Opthea (ASX:OPT) returns from suspension with A$31.2m and a pivot to lung disease

The failed wet AMD program is gone, replaced by a smaller, cheaper rare lung disease bet

Opthea (ASX:OPT) is back on the boards from today (3 June 2026), ending a long trading suspension and reintroducing itself as a very different company to the one it was when shares last traded in March 2025. The wet AMD ambition that defined Opthea for years is gone. In its place sits a focused rare disease program targeting lymphangioleiomyomatosis, or LAM, a chronic lung disease that primarily affects women and currently has no approved therapy directly targeting its underlying biology.

The pivot is built around OPT-302, the same VEGF-C and VEGF-D inhibitor that failed in late-stage wet AMD trials. The science that did not work in the eye may have a credible second life in the lung, where elevated VEGF-C and VEGF-D are central to how LAM progresses.

Opthea is reinstating with A$31.2 million in cash as at 31 March 2026, an 18-month runway, a three-person board led by Executive Chair Dr Jeremy Levin, and a proposed name change to Ceryvyn Therapeutics. The story is no longer about a blockbuster eye drug. It is about whether a stripped-down biotech can stage-gate its way through preclinical work, early human data and proof-of-concept on roughly A$13.1 million of planned spend.
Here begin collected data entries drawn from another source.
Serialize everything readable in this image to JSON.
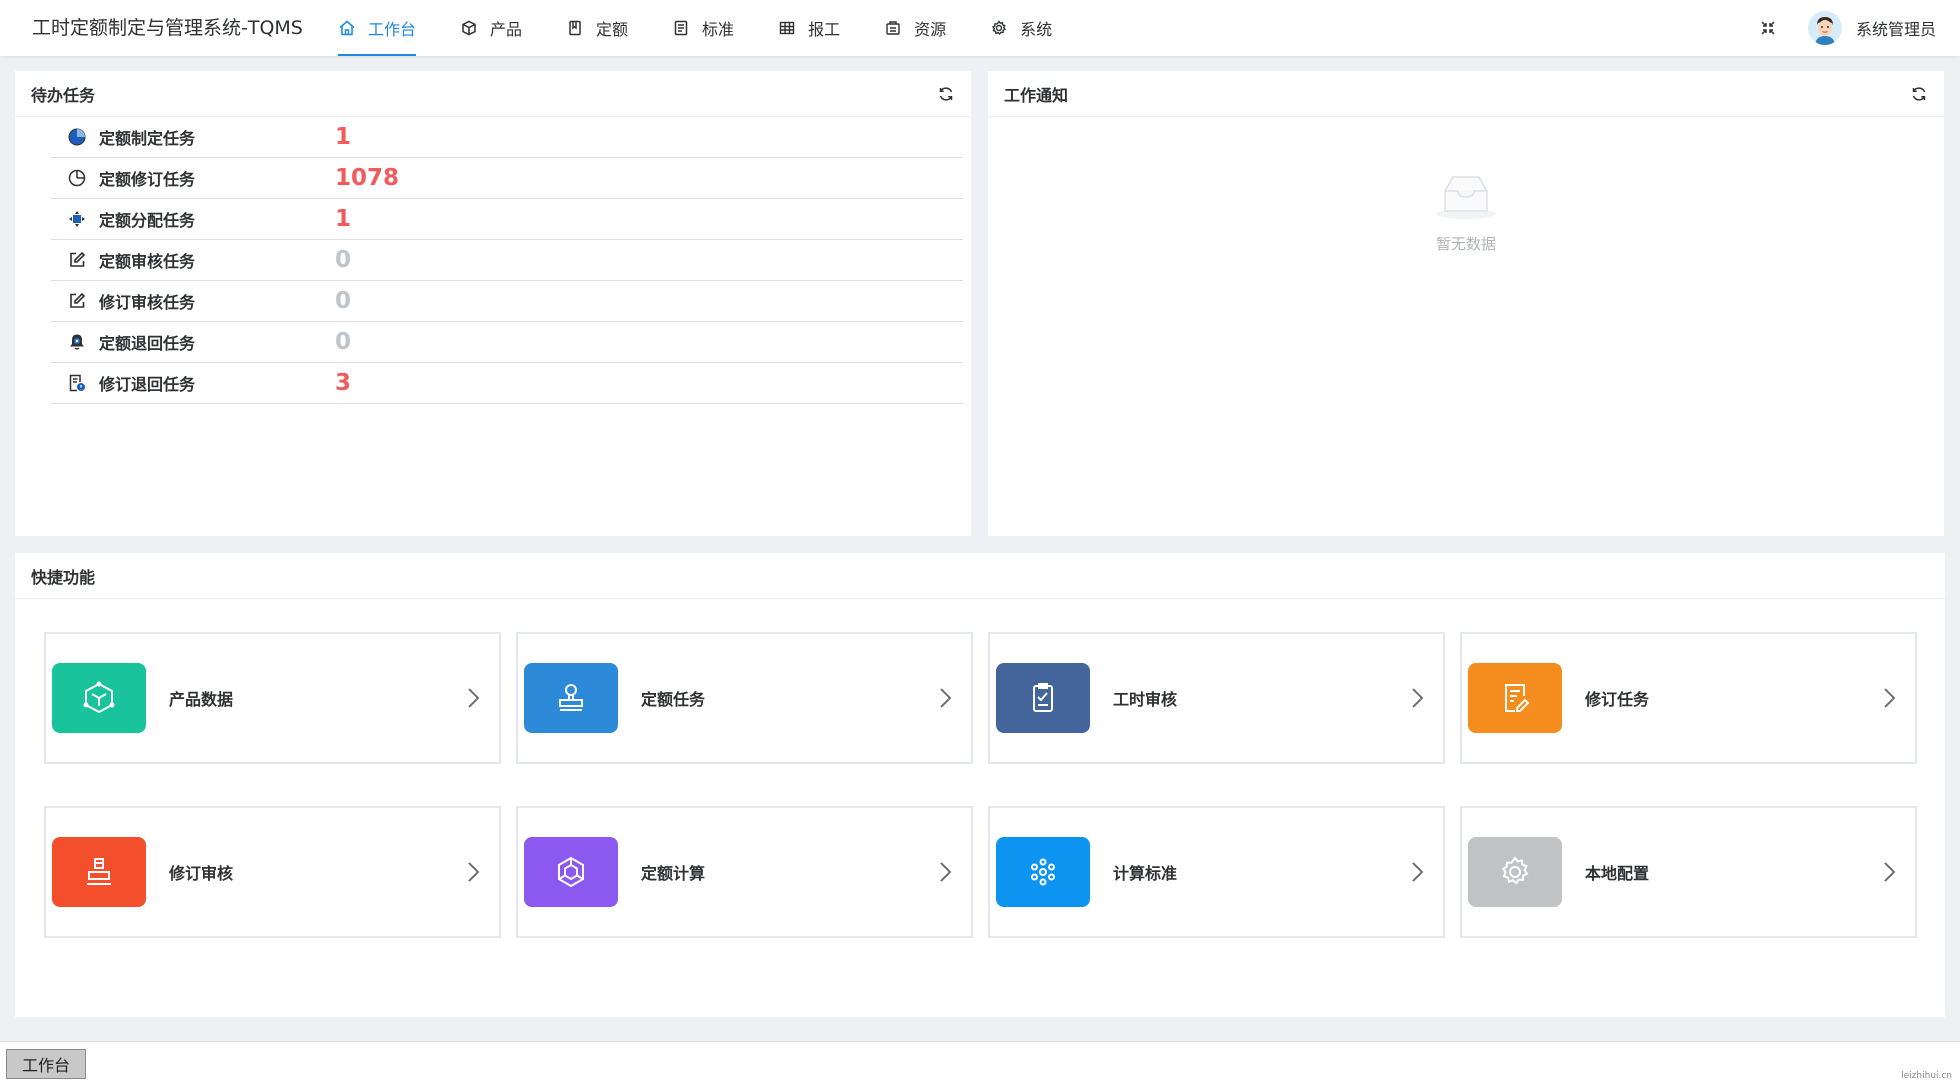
{
  "header": {
    "app_title": "工时定额制定与管理系统-TQMS",
    "nav": [
      {
        "label": "工作台",
        "icon": "home-icon",
        "active": true
      },
      {
        "label": "产品",
        "icon": "cube-icon"
      },
      {
        "label": "定额",
        "icon": "book-icon"
      },
      {
        "label": "标准",
        "icon": "list-doc-icon"
      },
      {
        "label": "报工",
        "icon": "table-icon"
      },
      {
        "label": "资源",
        "icon": "resource-icon"
      },
      {
        "label": "系统",
        "icon": "gear-icon"
      }
    ],
    "username": "系统管理员"
  },
  "todo": {
    "title": "待办任务",
    "tasks": [
      {
        "label": "定额制定任务",
        "count": "1",
        "icon": "pie-chart-icon"
      },
      {
        "label": "定额修订任务",
        "count": "1078",
        "icon": "pie-outline-icon"
      },
      {
        "label": "定额分配任务",
        "count": "1",
        "icon": "distribute-icon"
      },
      {
        "label": "定额审核任务",
        "count": "0",
        "icon": "edit-icon"
      },
      {
        "label": "修订审核任务",
        "count": "0",
        "icon": "edit-icon"
      },
      {
        "label": "定额退回任务",
        "count": "0",
        "icon": "bell-x-icon"
      },
      {
        "label": "修订退回任务",
        "count": "3",
        "icon": "doc-badge-icon"
      }
    ]
  },
  "notice": {
    "title": "工作通知",
    "empty_text": "暂无数据"
  },
  "quick": {
    "title": "快捷功能",
    "items": [
      {
        "label": "产品数据",
        "color": "#19c39b",
        "icon": "product-cube-icon"
      },
      {
        "label": "定额任务",
        "color": "#2d8ad8",
        "icon": "stamp-icon"
      },
      {
        "label": "工时审核",
        "color": "#44659b",
        "icon": "checklist-icon"
      },
      {
        "label": "修订任务",
        "color": "#f58c1e",
        "icon": "doc-edit-icon"
      },
      {
        "label": "修订审核",
        "color": "#f34f2c",
        "icon": "stamp-seal-icon"
      },
      {
        "label": "定额计算",
        "color": "#8b59f0",
        "icon": "hex-compute-icon"
      },
      {
        "label": "计算标准",
        "color": "#0d93f0",
        "icon": "flower-dots-icon"
      },
      {
        "label": "本地配置",
        "color": "#c0c2c6",
        "icon": "gear-config-icon"
      }
    ]
  },
  "footer": {
    "tab_label": "工作台",
    "watermark": "leizhihui.cn"
  }
}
Why LAM actually fits the OPT-302 mechanism better than you’d expect

LAM is driven by abnormal VEGF-C and VEGF-D signalling through VEGFR-3, the exact pathway OPT-302 was designed to block. The current standard of care is an immunosuppressant that does not target this biology directly, often comes with systemic side effects, and is frequently discontinued by patients.
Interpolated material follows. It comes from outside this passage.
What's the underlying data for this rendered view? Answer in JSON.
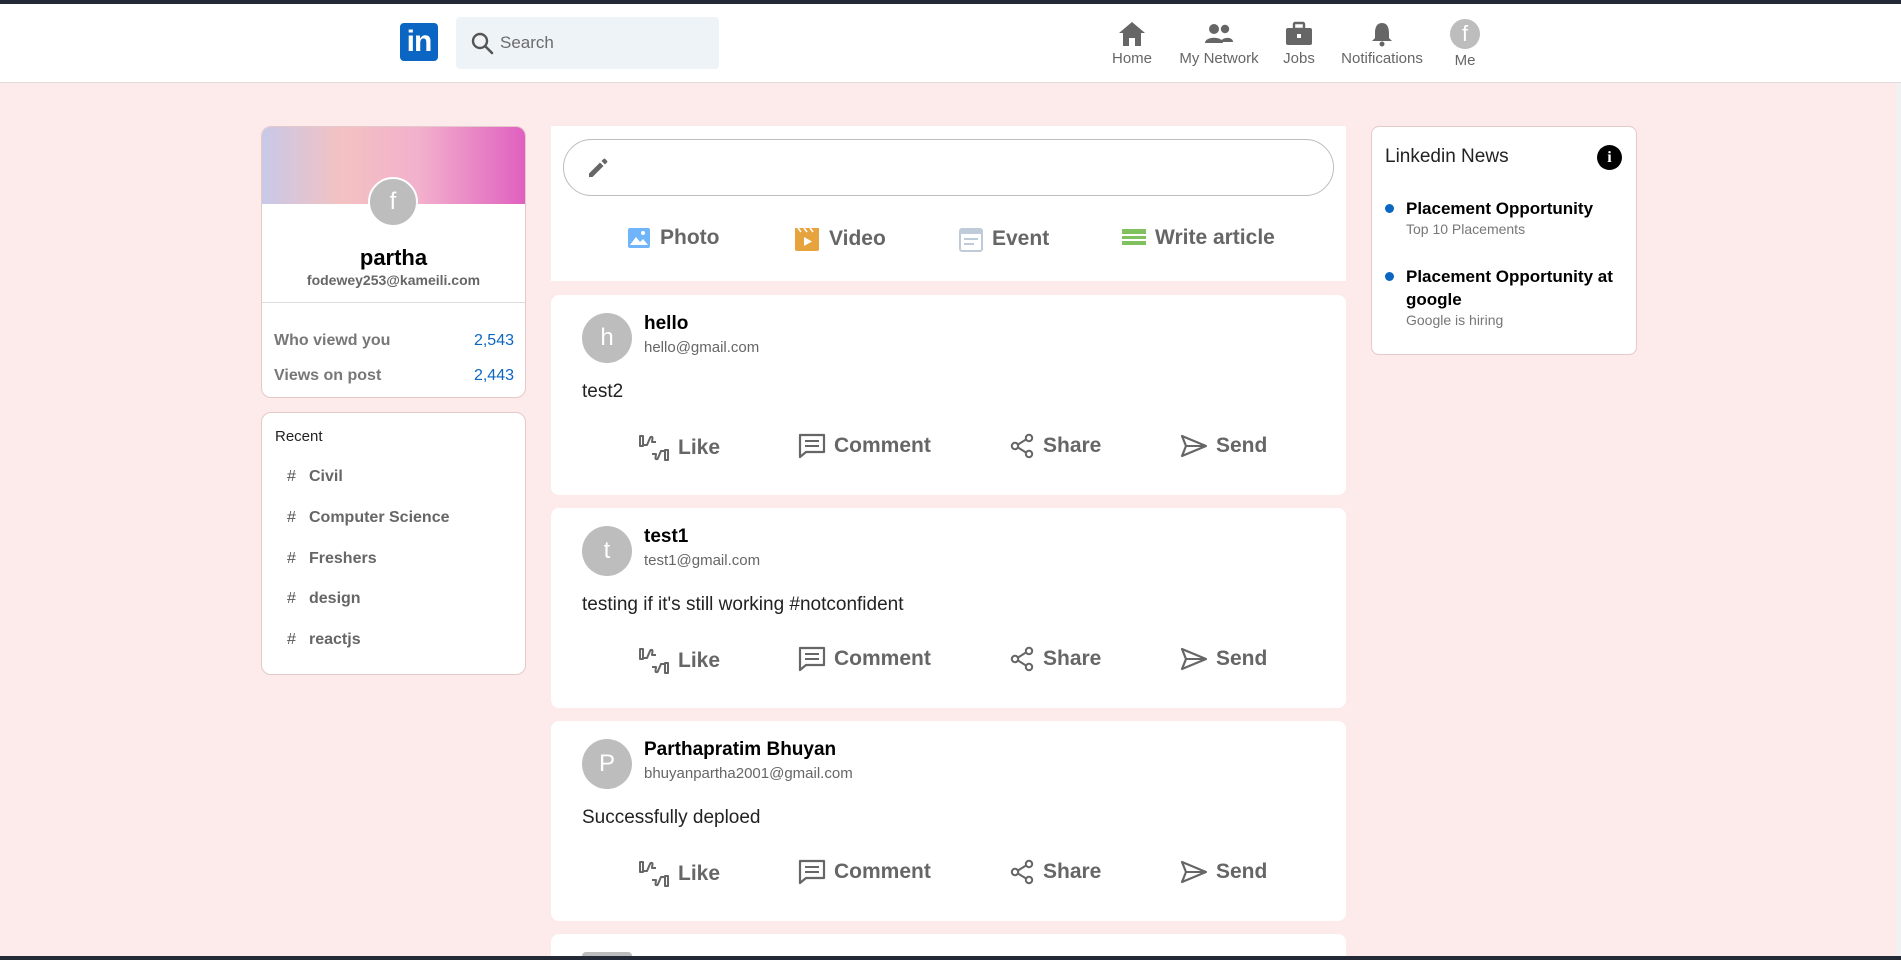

That sets up a cleaner therapeutic rationale than Opthea ever had in wet AMD, where it was layering on top of established anti-VEGF-A drugs. Here, the mechanism is the disease. Whether it translates clinically is another question, but the biological case is the strongest part of the relaunch.

The plan is to nebulise OPT-302 so it reaches the lungs directly, which is where the clinical burden of LAM concentrates. That formulation work is currently the gating item in Stage 1.

The A$13.1m budget tells you exactly how lean this version of Opthea is

The disclosed use of funds shows roughly A$6.0 million going to the LAM program itself over 18 months, with the rest absorbed by corporate, administration, consultants and director fees. That is a tiny clinical budget by biotech standards, and it reflects an outsourced model where third-party service providers do most of the work.

The capital efficiency cuts both ways. It buys Opthea time and reduces the dilution pressure that would otherwise hang over a fresh listing, but it also means the program advances slowly and on a tight margin for error. The board has structured progression between Stages 1, 2 and 3 as conditional on data, which is the right call but also signals how much can still go wrong.

The budget runs to roughly the end of September 2027 and a capital raise is not in the near-term picture. Stage 3 clinical work, if it happens at all, is almost certainly funded from a future round.

Orphan drug status is where the commercial logic actually lives

LAM is rare enough to qualify for orphan drug designation in the US, EU, Japan and Australia, which can deliver 7 to 10 years of market exclusivity plus regulatory incentives. The patient population is concentrated through specialist centres, meaning a small commercial team could realistically reach prescribers if the drug works.

Opthea’s IP runs to 2046 and includes recently filed US patent applications covering VEGF inhibitors for pulmonary and lymphatic disorders. That extends the asset life well beyond the original wet AMD-era patents and matters more in rare disease, where pricing power depends on exclusivity.

We think the orphan economics are the real reason this pivot exists. Wet AMD was a billion-dollar swing-for-the-fences play. LAM is a much smaller market, but one where a working drug at orphan pricing could still support a meaningful valuation.

The Investors Takeaway for Opthea

We first note that shares sunk over 95% when it resumed trading. This shouldn’t be a surprise – investors wanted the tax loss if they didn’t write it off the year before, and it is no longer worth over $700m as it was in March 2026 when it had a drug in 2 Phase 3 trials.

Opthea’s relaunch is honest about what it is (as well as what it is not). The wet AMD failure left scar tissue, and management is not pretending otherwise. Compared to 18 months ago, this company has a smaller board, a stripped budget, a stage-gated program and a clear acknowledgment that the next 18 months are about generating data that will be at an earlier-stage.

What investors should track from here is Stage 1 progress on the nebulised formulation and the preliminary large animal safety data. If those readouts support a move into early human studies, the thesis stays intact. If not, A$13.1 million of spend produces a much harder conversation about whether OPT-302 has a future at all.